First Principles Calculation of Protein–Protein Dimer Affinities of ALS-Associated SOD1 Mutants

Abstract

Cu,Zn superoxide dismutase (SOD1) is a 32 kDa homodimer that converts toxic oxygen radicals in neurons to less harmful species. The dimerization of SOD1 is essential to the stability of the protein. Monomerization increases the likelihood of SOD1 misfolding into conformations associated with aggregation, cellular toxicity, and neuronal death in familial amyotrophic lateral sclerosis (fALS). The ubiquity of disease-associated mutations throughout the primary sequence of SOD1 suggests an important role of physicochemical processes, including monomerization of SOD1, in the pathology of the disease. Herein, we use a first-principles statistical mechanics method to systematically calculate the free energy of dimer binding for SOD1 using molecular dynamics, which involves sequentially computing conformational, orientational, and separation distance contributions to the binding free energy. We consider the effects of two ALS-associated mutations in SOD1 protein on dimer stability, A4V and D101N, as well as the role of metal binding and disulfide bond formation. We find that the penalty for dimer formation arising from the conformational entropy of disordered loops in SOD1 is significantly larger than that for other protein–protein interactions previously considered. In the case of the disulfide-reduced protein, this leads to a bound complex whose formation is energetically disfavored. Somewhat surprisingly, the loop free energy penalty upon dimerization is still significant for the holoprotein, despite the increased structural order induced by the bound metal cations. This resulted in a surprisingly modest increase in dimer binding free energy of only about 1.5 kcal/mol upon metalation of the protein, suggesting that the most significant stabilizing effects of metalation are on folding stability rather than dimer binding stability.

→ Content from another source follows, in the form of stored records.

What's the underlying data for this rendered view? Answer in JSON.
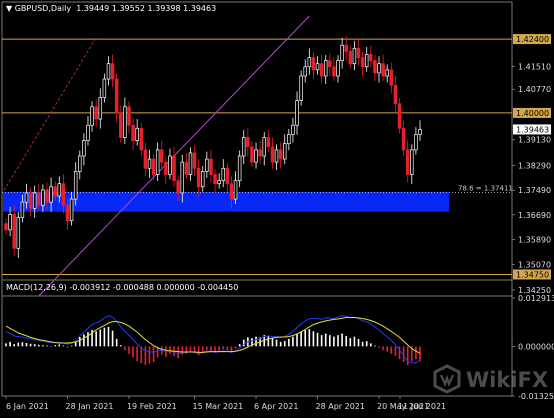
{
  "header": {
    "symbol": "GBPUSD,Daily",
    "open": "1.39449",
    "high": "1.39552",
    "low": "1.39398",
    "close": "1.39463"
  },
  "macd": {
    "label": "MACD(12,26,9)",
    "values": [
      "-0.003912",
      "-0.000488",
      "0.000000",
      "-0.004450"
    ],
    "axis_labels": [
      "0.012913",
      "0.000000",
      "-0.013251"
    ]
  },
  "price_axis": {
    "labels": [
      "1.41510",
      "1.40770",
      "1.39463",
      "1.39130",
      "1.38290",
      "1.37490",
      "1.36690",
      "1.35890",
      "1.35070",
      "1.34250"
    ],
    "highlighted": [
      "1.42400",
      "1.40000",
      "1.34750"
    ],
    "current": "1.39463"
  },
  "fib_label": "78.6 = 1.37411",
  "date_axis": [
    "6 Jan 2021",
    "28 Jan 2021",
    "19 Feb 2021",
    "15 Mar 2021",
    "6 Apr 2021",
    "28 Apr 2021",
    "20 May 2021",
    "11 Jun 2021"
  ],
  "watermark": "WikiFX",
  "colors": {
    "background": "#000000",
    "bull_candle": "#ffffff",
    "bear_candle": "#e8202a",
    "level_line": "#d4a84a",
    "zone": "#0a28f5",
    "trendline": "#b04cc8",
    "macd_hist_pos": "#ffffff",
    "macd_hist_neg": "#e8202a",
    "macd_line": "#1e3cff",
    "signal_line": "#e6dc3c"
  },
  "chart_data": {
    "type": "candlestick",
    "title": "GBPUSD,Daily",
    "ylim": [
      1.3405,
      1.4315
    ],
    "levels": [
      1.424,
      1.4,
      1.3475
    ],
    "zone": [
      1.3679,
      1.3743
    ],
    "fib_level": 1.37411,
    "close_series": [
      1.362,
      1.367,
      1.356,
      1.366,
      1.371,
      1.374,
      1.369,
      1.374,
      1.37,
      1.375,
      1.371,
      1.376,
      1.373,
      1.377,
      1.37,
      1.365,
      1.372,
      1.381,
      1.386,
      1.391,
      1.396,
      1.402,
      1.398,
      1.405,
      1.411,
      1.416,
      1.411,
      1.4,
      1.392,
      1.402,
      1.396,
      1.391,
      1.395,
      1.388,
      1.382,
      1.385,
      1.38,
      1.388,
      1.384,
      1.38,
      1.386,
      1.378,
      1.374,
      1.384,
      1.38,
      1.387,
      1.382,
      1.376,
      1.381,
      1.385,
      1.38,
      1.377,
      1.378,
      1.382,
      1.377,
      1.372,
      1.378,
      1.386,
      1.392,
      1.389,
      1.384,
      1.388,
      1.386,
      1.392,
      1.389,
      1.384,
      1.388,
      1.385,
      1.39,
      1.393,
      1.396,
      1.404,
      1.412,
      1.415,
      1.418,
      1.414,
      1.416,
      1.412,
      1.417,
      1.415,
      1.412,
      1.417,
      1.422,
      1.42,
      1.416,
      1.421,
      1.418,
      1.415,
      1.419,
      1.417,
      1.413,
      1.416,
      1.412,
      1.414,
      1.409,
      1.403,
      1.395,
      1.388,
      1.38,
      1.388,
      1.393,
      1.3946
    ],
    "macd_histogram": [
      0.0008,
      0.0012,
      0.0006,
      0.001,
      0.0011,
      0.0009,
      0.0007,
      0.0006,
      0.0004,
      0.0003,
      0.0002,
      0.0001,
      0.0003,
      0.0005,
      0.0002,
      -0.0004,
      0.0002,
      0.0012,
      0.0025,
      0.0032,
      0.0038,
      0.0044,
      0.004,
      0.0045,
      0.005,
      0.0052,
      0.0042,
      0.002,
      0.0003,
      -0.001,
      -0.002,
      -0.003,
      -0.004,
      -0.0045,
      -0.005,
      -0.0046,
      -0.0042,
      -0.003,
      -0.0022,
      -0.0028,
      -0.002,
      -0.0026,
      -0.0032,
      -0.0022,
      -0.002,
      -0.0016,
      -0.0018,
      -0.0024,
      -0.0016,
      -0.001,
      -0.0014,
      -0.0016,
      -0.0012,
      -0.0008,
      -0.001,
      -0.0014,
      -0.0006,
      0.0006,
      0.0018,
      0.0024,
      0.0022,
      0.0026,
      0.0024,
      0.003,
      0.0028,
      0.0022,
      0.0018,
      0.0012,
      0.0014,
      0.002,
      0.0026,
      0.0034,
      0.004,
      0.0044,
      0.0046,
      0.004,
      0.0036,
      0.003,
      0.0034,
      0.003,
      0.0026,
      0.003,
      0.0034,
      0.0028,
      0.0022,
      0.0026,
      0.002,
      0.0012,
      0.0014,
      0.0008,
      0.0002,
      -0.0004,
      -0.001,
      -0.0014,
      -0.002,
      -0.0026,
      -0.0034,
      -0.0042,
      -0.005,
      -0.004,
      -0.0034,
      -0.0039
    ],
    "macd_line": [
      0.004,
      0.0034,
      0.0028,
      0.0026,
      0.0025,
      0.0022,
      0.002,
      0.0018,
      0.0016,
      0.0014,
      0.0012,
      0.001,
      0.001,
      0.0011,
      0.0009,
      0.0006,
      0.0008,
      0.0016,
      0.0028,
      0.0038,
      0.0048,
      0.0058,
      0.0062,
      0.0068,
      0.0076,
      0.0082,
      0.0078,
      0.0066,
      0.0052,
      0.004,
      0.003,
      0.0018,
      0.0006,
      -0.0004,
      -0.0012,
      -0.0014,
      -0.0016,
      -0.0012,
      -0.001,
      -0.0014,
      -0.0012,
      -0.0016,
      -0.002,
      -0.0016,
      -0.0016,
      -0.0014,
      -0.0016,
      -0.002,
      -0.0016,
      -0.0012,
      -0.0014,
      -0.0016,
      -0.0014,
      -0.0012,
      -0.0013,
      -0.0016,
      -0.0012,
      -0.0004,
      0.0006,
      0.0012,
      0.0014,
      0.0018,
      0.002,
      0.0026,
      0.0028,
      0.0026,
      0.0026,
      0.0024,
      0.0026,
      0.0032,
      0.004,
      0.005,
      0.006,
      0.0068,
      0.0074,
      0.0074,
      0.0074,
      0.0072,
      0.0076,
      0.0076,
      0.0074,
      0.0078,
      0.0082,
      0.008,
      0.0076,
      0.0078,
      0.0074,
      0.0068,
      0.0066,
      0.006,
      0.0052,
      0.0044,
      0.0034,
      0.0026,
      0.0016,
      0.0004,
      -0.001,
      -0.0024,
      -0.004,
      -0.0044,
      -0.0044,
      -0.0039
    ],
    "signal_line": [
      0.0054,
      0.0048,
      0.0042,
      0.0036,
      0.0032,
      0.0028,
      0.0024,
      0.0021,
      0.0018,
      0.0016,
      0.0014,
      0.0012,
      0.001,
      0.0009,
      0.0009,
      0.0009,
      0.001,
      0.0012,
      0.0016,
      0.0022,
      0.0028,
      0.0036,
      0.0044,
      0.005,
      0.0056,
      0.0062,
      0.0066,
      0.0066,
      0.0064,
      0.006,
      0.0054,
      0.0046,
      0.0038,
      0.0028,
      0.0018,
      0.001,
      0.0002,
      -0.0004,
      -0.0008,
      -0.001,
      -0.0012,
      -0.0013,
      -0.0014,
      -0.0015,
      -0.0015,
      -0.0015,
      -0.0015,
      -0.0016,
      -0.0016,
      -0.0015,
      -0.0014,
      -0.0014,
      -0.0014,
      -0.0014,
      -0.0014,
      -0.0014,
      -0.0013,
      -0.0011,
      -0.0007,
      -0.0002,
      0.0003,
      0.0008,
      0.0012,
      0.0016,
      0.002,
      0.0022,
      0.0024,
      0.0025,
      0.0025,
      0.0026,
      0.0029,
      0.0033,
      0.0039,
      0.0045,
      0.0052,
      0.0058,
      0.0062,
      0.0065,
      0.0068,
      0.007,
      0.0072,
      0.0073,
      0.0075,
      0.0077,
      0.0077,
      0.0077,
      0.0076,
      0.0074,
      0.0072,
      0.0069,
      0.0065,
      0.006,
      0.0054,
      0.0047,
      0.004,
      0.0032,
      0.0024,
      0.0014,
      0.0004,
      -0.0006,
      -0.0012,
      -0.0019
    ],
    "macd_ylim": [
      -0.013251,
      0.012913
    ]
  }
}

The mutant A4V has an unstable dimer due to weakened monomer-monomer interactions, which are manifested in the calculation by a separation free energy surface with a lower barrier. The mutant D101N has a stable dimer partially due to an unusually rigid β-barrel in the free monomer. D101N also exhibits anticooperativity in loop folding upon dimerization. These computational calculations are, to our knowledge, the most quantitatively accurate calculations of dimer binding stability in SOD1 to date.